La disinformazione non è più affare di Twitter (in Europa, per ora)

“Si può scappare, ma non ci si può nascondere”. Così il commissario europeo per il Mercato interno, Thierry Breton, ha ammonito Elon Musk, che con Twitter ha abbandonato il Codice di condotta sulla disinformazione dell’Unione europea. Ma al miliardario conviene davvero fare il bulletto con l’Europa?

 

Twitter ha abbandonato il Codice di condotta sulla disinformazione dell’Unione europea a cui aderiscono le maggiori aziende tech come Google, Meta e TikTok. Ma il commissario europeo per il Mercato interno, Thierry Breton, ha comunque ricordato gli impegni che tutte le società sono chiamate a rispettare secondo il Digital Services Act (Dsa), che dal 25 agosto renderà la lotta alle fake news un obbligo giuridico.

COSA PREVEDE IL CODICE DI CONDOTTA CONTRO LA DISINFORMAZIONE

A differenza del Dsa, il Codice di condotta sulla disinformazione è volontario ed è il risultato del lavoro svolto dai firmatari, che decidono quali impegni sottoscrivere e attuare.

Tra gli obiettivi figurano: demonetizzare la diffusione della disinformazione, garantire la trasparenza della pubblicità politica, responsabilizzare gli utenti, migliorare la cooperazione con i fact-checker e fornire ai ricercatori un migliore accesso ai dati.

LE AVVISAGLIE

La notizia che Elon Musk abbia voluto lasciare il Codice di condotta sulla disinformazione, tuttavia, non è un fulmine a ciel sereno.
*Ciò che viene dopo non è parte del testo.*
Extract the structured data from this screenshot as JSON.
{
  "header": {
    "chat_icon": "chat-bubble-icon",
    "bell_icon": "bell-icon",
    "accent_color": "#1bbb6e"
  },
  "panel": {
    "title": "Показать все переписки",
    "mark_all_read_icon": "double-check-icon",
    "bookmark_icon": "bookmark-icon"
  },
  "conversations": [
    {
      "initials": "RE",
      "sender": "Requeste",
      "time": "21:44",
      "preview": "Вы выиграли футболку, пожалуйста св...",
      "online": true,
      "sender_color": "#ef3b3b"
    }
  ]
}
Da quando nell’ottobre del 2022 è diventato proprietario di Twitter, per abbattere i costi, non ha perso tempo a chiudere interi reparti, tra cui quelli responsabili della moderazione globale dei contenuti.

Ha anche eliminato l’accesso gratuito degli sviluppatori di terze parti all’interfaccia di programmazione delle applicazioni di Twitter, ovvero la possibilità per i piccoli creatori di contenuti di pubblicare il loro lavoro e ottenere un pubblico più vasto. E questo è in contrasto con il Codice di condotta Ue.

Ma come osserva Quartz, a Musk non è mai importato molto di rispettarlo.

MUSK, ALUNNO DISCOLO

Il patron di Tesla, Space X, Neuralink e chi più ne ha più ne metta si era già dimostrato un alunno non certo modello quando lo scorso febbraio aveva presentato un rapporto abbastanza deludente circa la conformità del social al Codice. L’Ue lo aveva ammonito, ma il fatto che ora lo abbandoni del tutto dimostra quanto può interessargli.

“Sono delusa nel vedere che la relazione di Twitter è in ritardo rispetto alle altre”, aveva dichiarato Věra Jourová, vicepresidente dell’Ue per i valori e la trasparenza, la quale aveva aggiunto di aspettarsi “un impegno più serio nei confronti degli obblighi derivanti dal Codice”.

Oltre a essere in ritardo, il documento fornito dall’azienda era anche molto più breve, povero di dati e con importanti lacune nelle informazioni rispetto a quelli presentati da altre piattaforme. Solo 80 pagine contro le 150-200 di altre Big Tech.

LE AZIENDE CHE ADERISCONO AL CODICE

Il Codice di condotta dell’Ue ha 38 firmatari, tra cui Google, Meta, TikTok, Microsoft, Vimeo, Adobe, Clubhouse, diverse Ong, organizzazioni di fact-checking, aziende di software e il sito italiano Pagella Politica.

Tutte loro a febbraio hanno ugualmente presentato i loro primi rapporti in cui illustravano i passi compiuti per attuare diversi impegni e misure previsti dal Codice, tra cui le campagne di disinformazione legate alla guerra in Ucraina e alla pandemia.

ELON, DOVE CREDI DI ANDARE?

A strigliare Musk però è arrivato Breton che proprio con un cinguettio ha detto: “Twitter lascia il Codice di condotta volontario dell’Ue contro la disinformazione. Ma gli obblighi rimangono. Si può scappare, ma non ci si può nascondere. Al di là degli impegni volontari, la lotta alla disinformazione sarà un obbligo legale ai sensi del #DSA [Digital Services Act] a partire dal 25 agosto. La legge impone a più di una dozzina di piattaforme di questo tipo di rispettare gli obblighi”.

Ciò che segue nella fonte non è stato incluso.